The BBC is to air a “mental health season” of programmes, including a film with the Duke of Cambridge.
The broadcaster’s boss said the coronavirus epidemic means that the issue is “more important than ever”.
Mental Health Awareness Week will be marked with a range of programmes across TV and radio throughout May.
BBC Director-General Lord Hall said: “Mental health is important and, during this pandemic, more important than ever. Many people may be struggling alone, be worried about maintaining their own well-being, or want to better equip themselves to help loved ones.
“That’s why bringing mental health issues out into the open is so important. Our programmes aim to do just that. They highlight the issues affecting many and will hopefully help people seek the support they need.”
Previous documentaries including Rio Ferdinand: Being Mum And Dad, Alastair Campbell: Depression And Me, Killed By My Debt, and Nadiya: Anxiety And Me will be screened again.
New documentaries include Tackling Mental Health with The Duke of Cambridge (the working title) and What’s The Matter With Tony Slattery, in which the comic seeks answers to his mental health problems.
The previously-announced film featuring William focuses on “men’s mental health through the prism of football”, with access to the duke “over the course of a year”.
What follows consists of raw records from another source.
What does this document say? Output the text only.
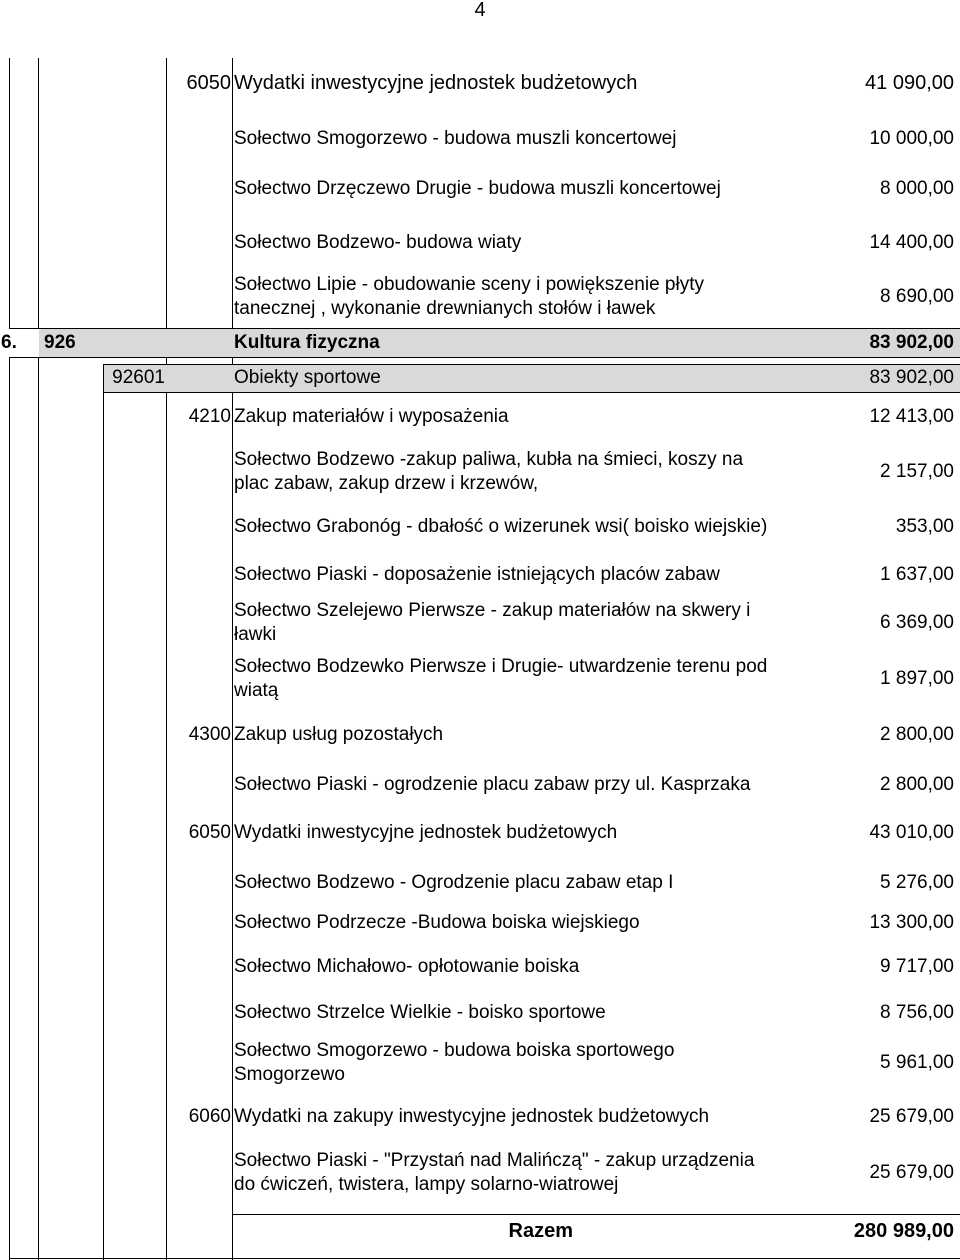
4
6050 Wydatki inwestycyjne jednostek budżetowych	41 090,00
Sołectwo Smogorzewo - budowa muszli koncertowej	10 000,00
Sołectwo Drzęczewo Drugie - budowa muszli koncertowej	8 000,00
Sołectwo Bodzewo- budowa wiaty	14 400,00
Sołectwo Lipie - obudowanie sceny i powiększenie płyty tanecznej , wykonanie drewnianych stołów i ławek
8 690,00
6.	926	Kultura fizyczna	83 902,00
92601	Obiekty sportowe	83 902,00
4210 Zakup materiałów i wyposażenia	12 413,00
Sołectwo Bodzewo -zakup paliwa, kubła na śmieci, koszy na plac zabaw, zakup drzew i krzewów,
2 157,00
Sołectwo Grabonóg - dbałość o wizerunek wsi( boisko wiejskie)	353,00
Sołectwo Piaski - doposażenie istniejących placów zabaw	1 637,00
Sołectwo Szelejewo Pierwsze - zakup materiałów na skwery i ławki
6 369,00
Sołectwo Bodzewko Pierwsze i Drugie- utwardzenie terenu pod wiatą
1 897,00
4300 Zakup usług pozostałych	2 800,00
Sołectwo Piaski - ogrodzenie placu zabaw przy ul. Kasprzaka	2 800,00
6050 Wydatki inwestycyjne jednostek budżetowych	43 010,00
Sołectwo Bodzewo - Ogrodzenie placu zabaw etap I	5 276,00
Sołectwo Podrzecze -Budowa boiska wiejskiego	13 300,00
Sołectwo Michałowo- opłotowanie boiska	9 717,00
Sołectwo Strzelce Wielkie - boisko sportowe	8 756,00
Sołectwo Smogorzewo - budowa boiska sportowego Smogorzewo
5 961,00
6060 Wydatki na zakupy inwestycyjne jednostek budżetowych	25 679,00
Sołectwo Piaski - "Przystań nad Malińczą" - zakup urządzenia do ćwiczeń, twistera, lampy solarno-wiatrowej
25 679,00
Razem	280 989,00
He meets players, fans and managers, including former England goalkeeper Joe Hart and Chelsea manager Frank Lampard, “as part of his efforts to start the biggest ever conversation on mental health, through football”, the BBC said.
BBC Content director Charlotte Moore said it has “never felt more important to raise awareness and bring the conversation out into the open when so many people are feeling isolated and alone.
“We’re taking our commitment even further to provide a vital support to those in need and reach an even broader audience with programmes that will explore what we can all do to look after ourselves, help loved ones and deal with the anxiety so many are experiencing through this crisis,” she said.
Radio programming will include Jeremy Vine, on his BBC Radio 2 show, discussing how to support a loved one who is feeling suicidal.
Radio 3’s offerings will feature Essential Classics, for listeners “to pause and reflect with a daily ‘slow moment’, an eclectic range of classical music”.
CBBC’s Newsround will mark the week with themes around kindness and the emotional well-being of boys.
And BBC Bitesize’s new daily lessons will include a dedicated well-being segment on BBC iPlayer for children aged five to 11 every Friday.